Hauntings is an afternoon of performances and discussion inspired by the work of Vernon Lee, a pseudonym of the British writer Violet Paget (1856 – 1935), devised by Sally Blackburn, doctoral researcher at University of Liverpool and Marie-Anne McQuay, Head of Programme, Bluecoat. The event also features Dr Sondeep Kandola (LJMU English) with contributions from artist/writers Maria Fusco and Nathan Jones.
Hauntings is part of a wider on-going programme at Bluecoat reappraising the work of lesser known, minor or overlooked Modernist and Victorian authors in the light of their new found resonance for contemporary writers and artists today. Previous events, symposia and publishing projects have focused on modernist author Malcolm Lowry, philosopher and science fiction writer Olaf Stapledon and Futurist poet, playwright and artist Mina Loy.
Here Sally Blackburn, Phd student at Liverpool University whose thesis focuses on Vernon Lee’s approaches to reading, answers the question, ‘Who is Vernon Lee?’
Vernon Lee is in fact the nom de plume of writer Violet Paget, born in Boulogne on the 14th October 1856. Lee adopted a male pen name in 1877 due to her engagement with traditionally masculine subjects. She was, as Desmond MacCarthy notes, a historian, an aesthete, a psychologist and a writer. But furthermore, she was an ardent pacifist, antivivisectionist, a campaigner for female rights, a Doctor of Letters and polyglot intellectual.
As an English national, born to ex-pat parents, Lee lived a cosmopolitan lifestyle. Travel through Europe was interspersed with extended stays in Germany and Italy. Her work reveals that traveling was essentially a sensual experience; through her texts we bear witness to Lee attuning herself to the resonances and frequencies of place. This awareness and analysis of physiological response was later applied to her work on aesthetics, in particular how the experience of viewing art works and objects affected the body.
Lee’s writing career began at the age of fourteen with Les Adventures d'une piece de monnaie (1870). In her lifetime she produced over 180 texts, articles, novels and short stories on subjects as diverse as art history, aesthetics, psychological aesthetics, mnemonics, music criticism, travel writing and fiction. The transitional object was an enduring fascination for Lee, with the artefact/ object/ fragment becoming a site of intersection for her own history and that of the reader.

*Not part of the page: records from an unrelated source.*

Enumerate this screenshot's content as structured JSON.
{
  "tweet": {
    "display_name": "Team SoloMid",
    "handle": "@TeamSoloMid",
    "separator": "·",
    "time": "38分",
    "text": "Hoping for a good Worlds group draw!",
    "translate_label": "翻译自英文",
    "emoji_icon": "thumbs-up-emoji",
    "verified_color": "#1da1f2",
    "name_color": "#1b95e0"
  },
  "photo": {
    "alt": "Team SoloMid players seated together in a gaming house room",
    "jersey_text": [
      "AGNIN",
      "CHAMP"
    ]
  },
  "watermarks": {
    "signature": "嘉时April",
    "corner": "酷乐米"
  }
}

Lee was acquainted with many notable Victorians; William Morris, Walter Pater, The Rossettis, H. G. Wells. Henry James wrote that Lee is one of the ‘best minds’ he knows, intelligent with a vengeance, disputatious, paradoxical and a superior talker. But Lee’s long-standing and long-lasting associations were with strong, quick witted and talented women; Mary Robinson, Kit Anstruther Thomson, Bella Duffy were partners emotionally and intellectually. These female friendships endured national boundaries and marriage (not her own).
She felt most content in Florence, and she lived at the Villa Palmerino for the considerable bulk of her adult life (between 1889 and 1935). Lee passed away in San Gervasio, on the 13th February 1935 at the age of 79, having witnessed the uptake of Darwinism, the application of
Freud’s theories, the first aircraft flight and the rise of Nazism in Germany.